The scene was one that lingered long in Turpin’s mind. Nearly a score of women—women expensively and fashionably clothed, many beautiful and of refined appearance—had been seated at little marble-topped tables. When the police burst open the door they shrieked and ran here and there like gayly plumed birds that had been disturbed in a tropical grove. Some became hysterical; one or two fainted; several knelt at the feet of the officers and besought them for mercy on account of their families and social position.

A man who had been seated behind a desk had seized a roll of currency as large as the ankle of a Paradise Roof Gardens chorus girl and jumped out of the window. Half a dozen attendants huddled at one end of the room, breathless from fear.

Upon the tables remained the damning and incontrovertible evidences of the guilt of the habitues of that sinister room—dish after dish heaped high with ice cream, and surrounded by stacks of empty ones, scraped to the last spoonful.

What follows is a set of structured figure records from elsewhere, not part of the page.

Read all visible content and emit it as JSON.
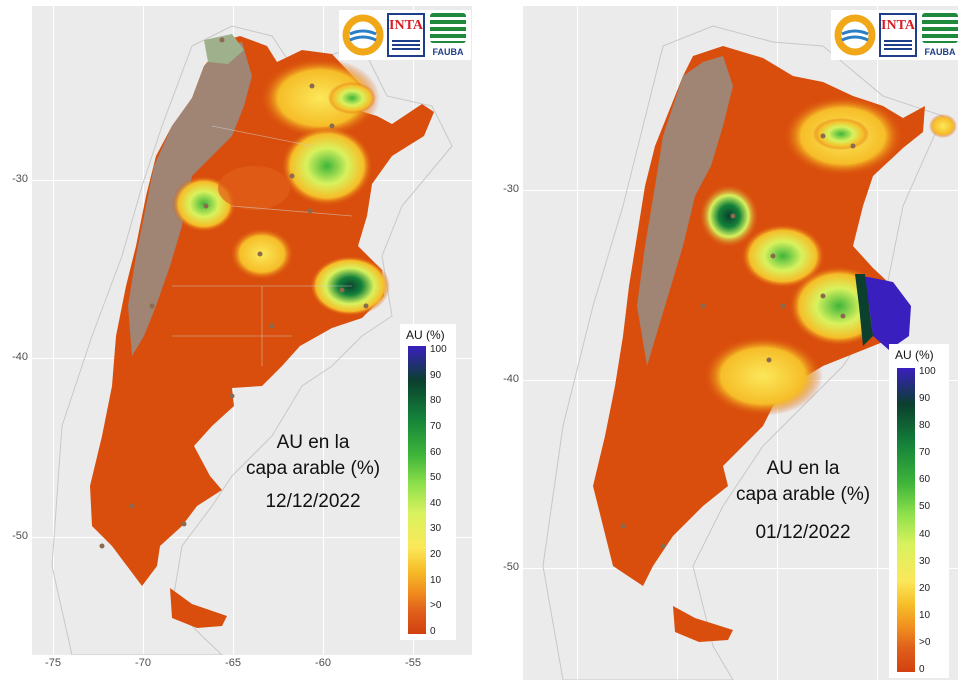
{
  "panels": [
    {
      "id": "left",
      "map_title_line1": "AU en la",
      "map_title_line2": "capa arable (%)",
      "date": "12/12/2022",
      "y_ticks": [
        "-30",
        "-40",
        "-50"
      ],
      "x_ticks": [
        "-75",
        "-70",
        "-65",
        "-60",
        "-55"
      ],
      "legend_title": "AU (%)",
      "legend_labels": [
        "100",
        "90",
        "80",
        "70",
        "60",
        "50",
        "40",
        "30",
        "20",
        "10",
        ">0",
        "0"
      ],
      "logos": {
        "inta": "INTA",
        "fauba": "FAUBA"
      }
    },
    {
      "id": "right",
      "map_title_line1": "AU en la",
      "map_title_line2": "capa arable (%)",
      "date": "01/12/2022",
      "y_ticks": [
        "-30",
        "-40",
        "-50"
      ],
      "x_ticks": [],
      "legend_title": "AU (%)",
      "legend_labels": [
        "100",
        "90",
        "80",
        "70",
        "60",
        "50",
        "40",
        "30",
        "20",
        "10",
        ">0",
        "0"
      ],
      "logos": {
        "inta": "INTA",
        "fauba": "FAUBA"
      }
    }
  ],
  "colors": {
    "dry": "#d94e0c",
    "no_data": "#a08474",
    "panel_bg": "#ebebeb",
    "scale": [
      "#d14110",
      "#e0601a",
      "#f08a1e",
      "#f6bd28",
      "#fbe85a",
      "#d8f25e",
      "#8ee04b",
      "#3fb53a",
      "#14823a",
      "#0b3f2e",
      "#3a1fbf"
    ]
  }
}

“Ladies,” said the captain to his weeping circle of prisoner "I’ll not hold any of yez. Some of yez I recognize as having fine houses and good standing in the community, with hard-working husbands and childer at home. But I’ll read ye a bit of a lecture before ye go. In the next room there’s a 20-to-1 shot just dropped in under the wire three lengths ahead of the field. Is this the way ye waste your husbands’ money instead of helping earn it? Home wid yez! The lid’s on the ice-cream freezer in this precinct.”

Claude Turpin’s wife was among the patrons of the raided room. He led her to their apartment in stem silence. There she wept so remorsefully and besought his forgiveness so pleadingly that he forgot his just anger, and soon he gathered his penitent golden-haired Vivien in his arms and forgave her.

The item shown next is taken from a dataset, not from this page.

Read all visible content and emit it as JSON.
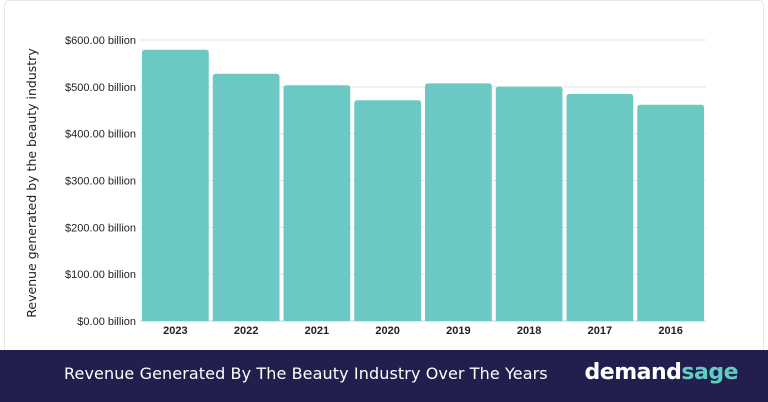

“Darling,” she murmured, half sobbingly, as the moonlight drifted through the open window, glorifying her sweet, upturned face, “I know I done wrong. I will never touch ice cream again. I forgot you were not a millionaire. I used to go there every day. But to-day I felt some strange, sad presentiment of evil, and I was not myself. I ate only eleven saucers.”

“Say no more,” said Claude, gently as he fondly caressed her waving curls.

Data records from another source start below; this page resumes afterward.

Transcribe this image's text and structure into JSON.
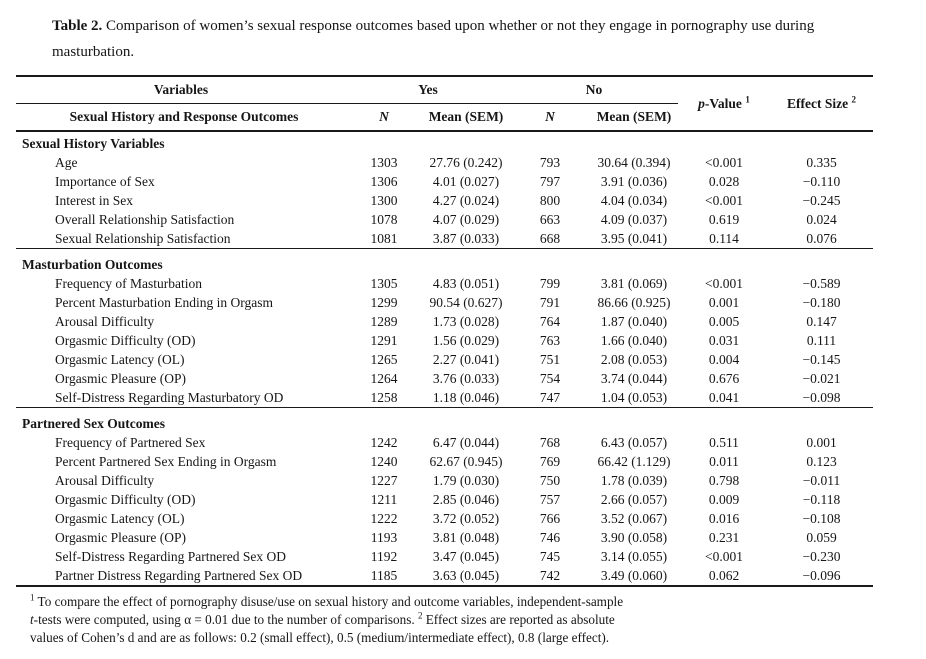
{
  "caption": {
    "label": "Table 2.",
    "text": " Comparison of women’s sexual response outcomes based upon whether or not they engage in pornography use during masturbation."
  },
  "header": {
    "variables": "Variables",
    "yes": "Yes",
    "no": "No",
    "p_italic": "p",
    "p_rest": "-Value",
    "p_sup": "1",
    "effect": "Effect Size",
    "effect_sup": "2",
    "row2_label": "Sexual History and Response Outcomes",
    "n": "N",
    "mean_sem": "Mean (SEM)"
  },
  "sections": [
    {
      "title": "Sexual History Variables",
      "rows": [
        {
          "label": "Age",
          "n_yes": "1303",
          "mean_yes": "27.76 (0.242)",
          "n_no": "793",
          "mean_no": "30.64 (0.394)",
          "p": "<0.001",
          "effect": "0.335"
        },
        {
          "label": "Importance of Sex",
          "n_yes": "1306",
          "mean_yes": "4.01 (0.027)",
          "n_no": "797",
          "mean_no": "3.91 (0.036)",
          "p": "0.028",
          "effect": "−0.110"
        },
        {
          "label": "Interest in Sex",
          "n_yes": "1300",
          "mean_yes": "4.27 (0.024)",
          "n_no": "800",
          "mean_no": "4.04 (0.034)",
          "p": "<0.001",
          "effect": "−0.245"
        },
        {
          "label": "Overall Relationship Satisfaction",
          "n_yes": "1078",
          "mean_yes": "4.07 (0.029)",
          "n_no": "663",
          "mean_no": "4.09 (0.037)",
          "p": "0.619",
          "effect": "0.024"
        },
        {
          "label": "Sexual Relationship Satisfaction",
          "n_yes": "1081",
          "mean_yes": "3.87 (0.033)",
          "n_no": "668",
          "mean_no": "3.95 (0.041)",
          "p": "0.114",
          "effect": "0.076"
        }
      ]
    },
    {
      "title": "Masturbation Outcomes",
      "rows": [
        {
          "label": "Frequency of Masturbation",
          "n_yes": "1305",
          "mean_yes": "4.83 (0.051)",
          "n_no": "799",
          "mean_no": "3.81 (0.069)",
          "p": "<0.001",
          "effect": "−0.589"
        },
        {
          "label": "Percent Masturbation Ending in Orgasm",
          "n_yes": "1299",
          "mean_yes": "90.54 (0.627)",
          "n_no": "791",
          "mean_no": "86.66 (0.925)",
          "p": "0.001",
          "effect": "−0.180"
        },
        {
          "label": "Arousal Difficulty",
          "n_yes": "1289",
          "mean_yes": "1.73 (0.028)",
          "n_no": "764",
          "mean_no": "1.87 (0.040)",
          "p": "0.005",
          "effect": "0.147"
        },
        {
          "label": "Orgasmic Difficulty (OD)",
          "n_yes": "1291",
          "mean_yes": "1.56 (0.029)",
          "n_no": "763",
          "mean_no": "1.66 (0.040)",
          "p": "0.031",
          "effect": "0.111"
        },
        {
          "label": "Orgasmic Latency (OL)",
          "n_yes": "1265",
          "mean_yes": "2.27 (0.041)",
          "n_no": "751",
          "mean_no": "2.08 (0.053)",
          "p": "0.004",
          "effect": "−0.145"
        },
        {
          "label": "Orgasmic Pleasure (OP)",
          "n_yes": "1264",
          "mean_yes": "3.76 (0.033)",
          "n_no": "754",
          "mean_no": "3.74 (0.044)",
          "p": "0.676",
          "effect": "−0.021"
        },
        {
          "label": "Self-Distress Regarding Masturbatory OD",
          "n_yes": "1258",
          "mean_yes": "1.18 (0.046)",
          "n_no": "747",
          "mean_no": "1.04 (0.053)",
          "p": "0.041",
          "effect": "−0.098"
        }
      ]
    },
    {
      "title": "Partnered Sex Outcomes",
      "rows": [
        {
          "label": "Frequency of Partnered Sex",
          "n_yes": "1242",
          "mean_yes": "6.47 (0.044)",
          "n_no": "768",
          "mean_no": "6.43 (0.057)",
          "p": "0.511",
          "effect": "0.001"
        },
        {
          "label": "Percent Partnered Sex Ending in Orgasm",
          "n_yes": "1240",
          "mean_yes": "62.67 (0.945)",
          "n_no": "769",
          "mean_no": "66.42 (1.129)",
          "p": "0.011",
          "effect": "0.123"
        },
        {
          "label": "Arousal Difficulty",
          "n_yes": "1227",
          "mean_yes": "1.79 (0.030)",
          "n_no": "750",
          "mean_no": "1.78 (0.039)",
          "p": "0.798",
          "effect": "−0.011"
        },
        {
          "label": "Orgasmic Difficulty (OD)",
          "n_yes": "1211",
          "mean_yes": "2.85 (0.046)",
          "n_no": "757",
          "mean_no": "2.66 (0.057)",
          "p": "0.009",
          "effect": "−0.118"
        },
        {
          "label": "Orgasmic Latency (OL)",
          "n_yes": "1222",
          "mean_yes": "3.72 (0.052)",
          "n_no": "766",
          "mean_no": "3.52 (0.067)",
          "p": "0.016",
          "effect": "−0.108"
        },
        {
          "label": "Orgasmic Pleasure (OP)",
          "n_yes": "1193",
          "mean_yes": "3.81 (0.048)",
          "n_no": "746",
          "mean_no": "3.90 (0.058)",
          "p": "0.231",
          "effect": "0.059"
        },
        {
          "label": "Self-Distress Regarding Partnered Sex OD",
          "n_yes": "1192",
          "mean_yes": "3.47 (0.045)",
          "n_no": "745",
          "mean_no": "3.14 (0.055)",
          "p": "<0.001",
          "effect": "−0.230"
        },
        {
          "label": "Partner Distress Regarding Partnered Sex OD",
          "n_yes": "1185",
          "mean_yes": "3.63 (0.045)",
          "n_no": "742",
          "mean_no": "3.49 (0.060)",
          "p": "0.062",
          "effect": "−0.096"
        }
      ]
    }
  ],
  "footnote": {
    "sup1": "1",
    "line1": " To compare the effect of pornography disuse/use on sexual history and outcome variables, independent-sample",
    "line2_italic": "t",
    "line2a": "-tests were computed, using α = 0.01 due to the number of comparisons. ",
    "sup2": "2",
    "line2b": " Effect sizes are reported as absolute",
    "line3": "values of Cohen’s d and are as follows: 0.2 (small effect), 0.5 (medium/intermediate effect), 0.8 (large effect)."
  }
}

“And you are sure that you fully forgive me?” asked Vivien, gazing at him entreatingly with dewy eyes of heavenly blue.

“Almost sure, little one,” answered Claude, stooping and lightly touching her snowy forehead with his lips. “I’ll let you know later on. I’ve got a month’s salary down on Vanilla to win the three-year-old steeplechase to-morrow; and if the ice-cream hunch is to the good you are It again—see?”